The riots and killings made international headlines before President Trump departed from India late evening of February 25th. The otherwise successful visit was marred by mayhem and murder.
A riot has many agents, multiple players of conflict, and, in its aftermath, even more complex signalling
India’s image was tarnished. Those who wanted to defame and destabilise us had succeeded.
Everything about these riots was shocking and deplorable. Especially the two scores and six who were slain. In addition, hundreds of homes and families were wrecked. Property destroyed. Thousands of lives ruined and devastated.
But, perhaps, it was the idea of India which suffered the worst body blow.
To imagine that there were those amongst us who hated India so much that they would stop at nothing. Stooping so low as to kill, maim and incite hatred just to make us look bad in the eyes of the world.
This was incredibly disturbing and distressing.
Those who provoked it, whether needlessly or purposefully, cannot be exempt from blame either. There are limits to how far we must allow ourselves to go for political gains. Or to settle scores. Or to teach people lessons.
India, as a rising power, cannot afford to let its good image be tarnished by such wanton acts. It is bound to affect the economy, the investment climate.
But, worse, what of our moral and spiritual authority? Our ethical and cultural standing in the world? How can we jeopardise our hard-earned reputation as a peace-loving and pluralistic democracy?

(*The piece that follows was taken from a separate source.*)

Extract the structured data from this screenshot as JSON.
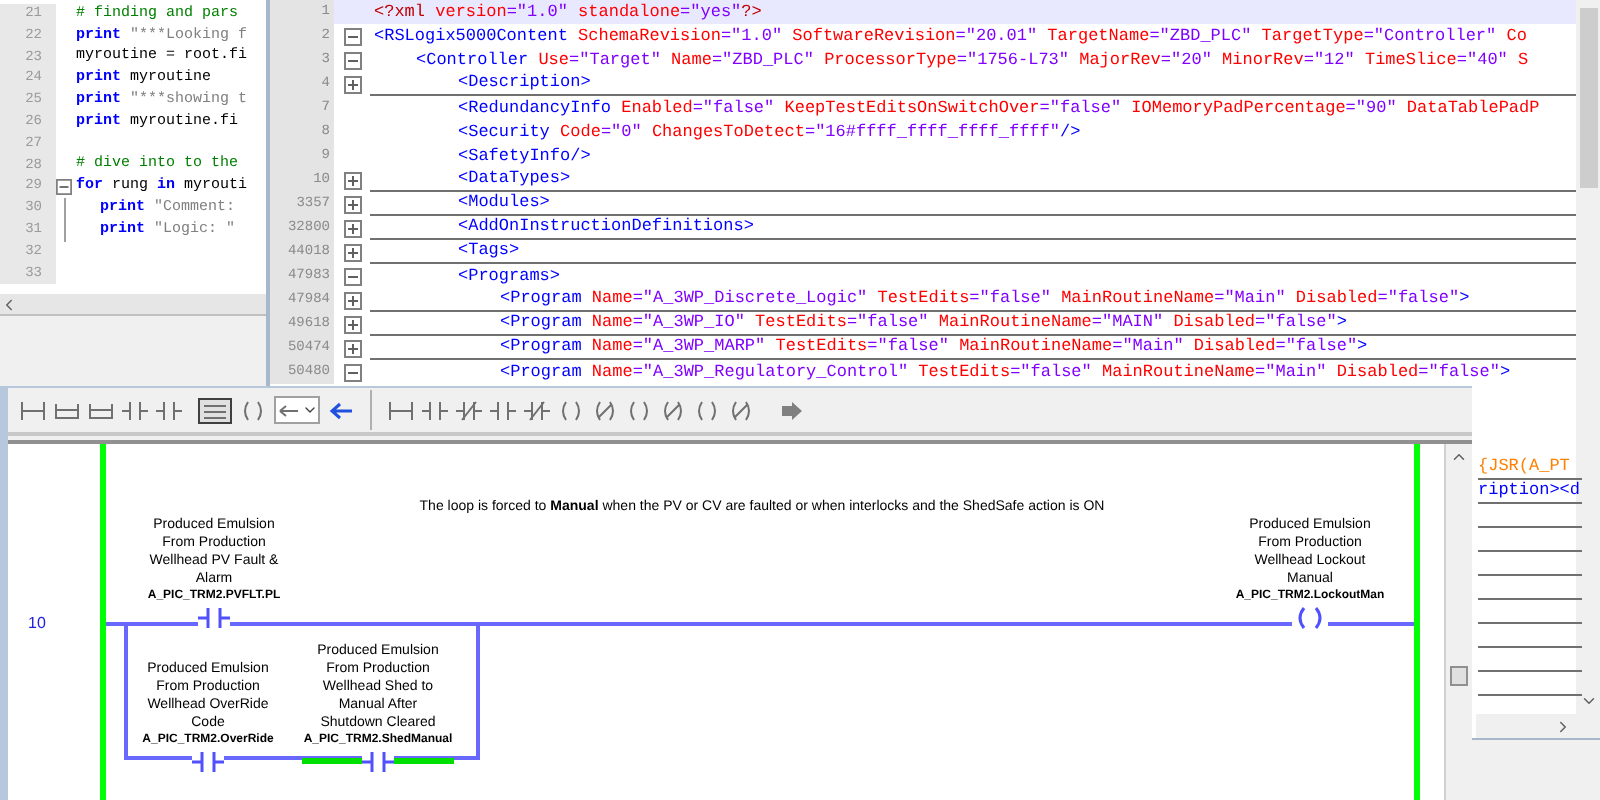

The National Human Rights Commission has set up a fact-finding committee.That is a welcome step. But only if an impartial inquiry is conducted. And a truthful report published.
Not just trying to manage the narrative or up the blamegame.
A riot has many agents, multiple layers of conflict, and, in its aftermath, even more complex signalling.
That we allowed it to overtake us when we could have prevented its outbreak is our first failure. But a far worse failure awaits us if we allow these wounds to worsen, becoming permanent, gory scars on our body politic.
People who say ‘We fixed the Muslims’ or ‘We taught Hindus a lesson in our area’ are so dreadfully wrong.
Theyare forcing us towards a second partition of India, an internal partition.
That is exactly what the enemies of India would like. To generalise the hatred of a few to entire communities. To make Hindus and Muslims each other’s objects of unremitting animosity and aversion, permanently at odds. To split and alienate us forever.
We must realise that it is not only jihadi Islamists and Ghazwa-e-Hind proponents who want to destroy India.
The new breed of compulsively combative Hindus are also partly responsible.
Some misguided in their patriotism, others deliberate zealots. Together they could resurrect a deadlier version of the two-nation theory.
Constantly distrusting Indian Muslims, branding them as anti-nationals, accusing them of bad faith is not a good idea.
Instead, we must seek, negotiate and then enforce a new covenant of amity.
Even those who advocate a ‘Hindu India’ must reassure the rest that no one will be persecuted—or privileged—for being less or more Hindu.